Increasing ketones in the blood through a keto diet or supplements may help put irregular menstrual cycles back on schedule or even restart a period that appears to have stalled for good, new research suggests.

In a study comparing weight loss results on low-fat and ketogenic diets with and without the addition of ketone supplements, 11 of 13 pre-menopausal participants who achieved nutritional ketosis reported at least one change in menstrual frequency, intensity — or both — during the intervention.

Women on low-fat diets did not report any change to their periods. All women had lost the same relative percentage of weight. Their average age was 34, and all were healthy but overweight.

“There were six women who hadn’t had a period in over a year- who felt like their typical cycles were over. And their periods actually restarted on the diet,” said Madison Kackley, lead author of the study and a research scientist and lecturer in human sciences at The Ohio State University.

“Our hypothesis after seeing these results is that the presence of ketones may help regulate women’s health in regard to endocrine, cognitive and metabolic influences.”

The study was published recently in PLOS ONE.

As a PhD student, Kackley worked in the lab led by Jeff Volek, senior author of the paper and professor of human sciences at Ohio State, who has been studying the health effects of the very-low-carbohydrate/high-fat ketogenic diet for 25 years.

The keto diet converts fat into ketones used by cells in the body and brain as an alternative to glucose. Supplements also elevate blood ketones without a change in eating habits. All are designed to put the body in nutritional ketosis — the human body’s state when it has greater access to ketones as both fuel and a signaling molecule.

Nineteen women participated in the weight-loss diet trial — seven on a ketogenic diet alone, six on a keto diet combined with ketone salt supplements, and six on a low-fat diet. Researchers provided all of the food for the six-week study.

Both interventions resulted in clinically significant weight loss, less body fat, healthier cholesterol levels and better insulin sensitivity.

Menstrual history was one of dozens of lifestyle questions researchers asked about in biweekly assessments. Participants’ self-reports about their cycles took Kackley and colleagues by surprise.

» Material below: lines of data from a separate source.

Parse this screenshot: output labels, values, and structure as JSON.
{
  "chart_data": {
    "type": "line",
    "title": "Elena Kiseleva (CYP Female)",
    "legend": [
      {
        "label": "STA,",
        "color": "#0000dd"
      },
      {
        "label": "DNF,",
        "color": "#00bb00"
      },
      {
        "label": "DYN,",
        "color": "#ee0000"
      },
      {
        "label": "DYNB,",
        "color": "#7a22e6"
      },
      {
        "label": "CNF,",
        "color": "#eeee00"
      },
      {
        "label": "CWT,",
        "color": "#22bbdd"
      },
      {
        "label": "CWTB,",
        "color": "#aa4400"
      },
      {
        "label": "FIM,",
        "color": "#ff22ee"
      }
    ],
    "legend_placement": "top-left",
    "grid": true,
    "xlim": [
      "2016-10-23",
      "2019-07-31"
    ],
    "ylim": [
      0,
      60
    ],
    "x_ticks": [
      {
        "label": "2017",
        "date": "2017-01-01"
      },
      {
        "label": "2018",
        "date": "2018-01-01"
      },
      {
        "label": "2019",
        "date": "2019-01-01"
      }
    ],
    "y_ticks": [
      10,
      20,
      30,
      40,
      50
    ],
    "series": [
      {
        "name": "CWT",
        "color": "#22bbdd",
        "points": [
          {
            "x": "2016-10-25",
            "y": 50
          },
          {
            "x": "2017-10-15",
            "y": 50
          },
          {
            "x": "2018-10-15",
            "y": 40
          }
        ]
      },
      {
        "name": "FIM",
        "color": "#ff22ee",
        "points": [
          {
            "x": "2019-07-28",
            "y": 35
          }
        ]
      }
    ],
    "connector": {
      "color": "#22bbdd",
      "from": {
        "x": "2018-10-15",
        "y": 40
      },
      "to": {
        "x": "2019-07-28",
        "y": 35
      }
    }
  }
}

“It’s not a validated survey, but when we were reviewing responses, we realized we were changing the majority of these women’s cycles. Even for women who had normal menstrual cycles, their frequency changed,” Kackley said. “One of our participants was 33 years old and had never had a period in her life. She had her period for the first time after being in nutritional ketosis for five days.”

The two women who reported no change to their cycles were taking oral contraceptives. Women who reported menstrual changes were not using birth control.

Digging deeper into findings related to ketone supplementation is one goal of Kackley’s research program going forward. While the addition of keto salts to the diet did not contribute to improved weight or health markers, ketone levels were high in all of the women on the keto diet — including the two whose menstruation didn’t change. The finding hints at an individualized effect of added ketones in the blood.

“It was just the presence of ketones that essentially changed the menstrual cycle,” she said. “So if we’re looking for that signaling effect as opposed to a weight loss effect, then I think ketone supplementation could actually play a role in the grand scheme of hormonal regulation.”

Kackley is now working to pin down the mechanisms that explain this association. She has established a new lab at Ohio State dedicated to studying links between nutrition, exercise and women’s health.

As part of evaluating and selecting a tool to standardize tracking of research participants’ menstrual cycles in future studies, her team is currently monitoring a pilot group of women for the range of changes that occur between and during periods: muscle strength, fat composition, water retention, energy expenditure, hormone levels, body temperature and more. As far as Kackley is aware, this comprehensive data has never been collected before for the purposes of addressing cyclical changes with nutrition and/or exercise.

She envisions identifying interventions that not only help resolve women’s health concerns — such as polycystic ovary syndrome, perimenopause, and postpartum depression, which her lab is currently studying — but also take some of the mystery out of menstruation, especially when it’s irregular or stops. An estimated 5 to 7% of women of reproductive age in the United States experience three months without a period each year.

“This research is incredibly important because there are so many unanswered questions for women,” Kackley said. “We’re trying to change things for women and give them some control — something we historically haven’t had over our reproductive status.”

The Department of Human Sciences in Ohio State’s College of Education and Human Ecology provided seed funds for Kackley’s lab. Metagenics Inc. provided the study supplements.

Additional co-authors include Alex Buga, Teryn Sapper, Christopher Crabtree, Bradley Robinson, Justen Stoner, Drew Decker and Loriana Soma of Ohio State, and Milene Brownlow and Annalouise O’Connor of Metagenics.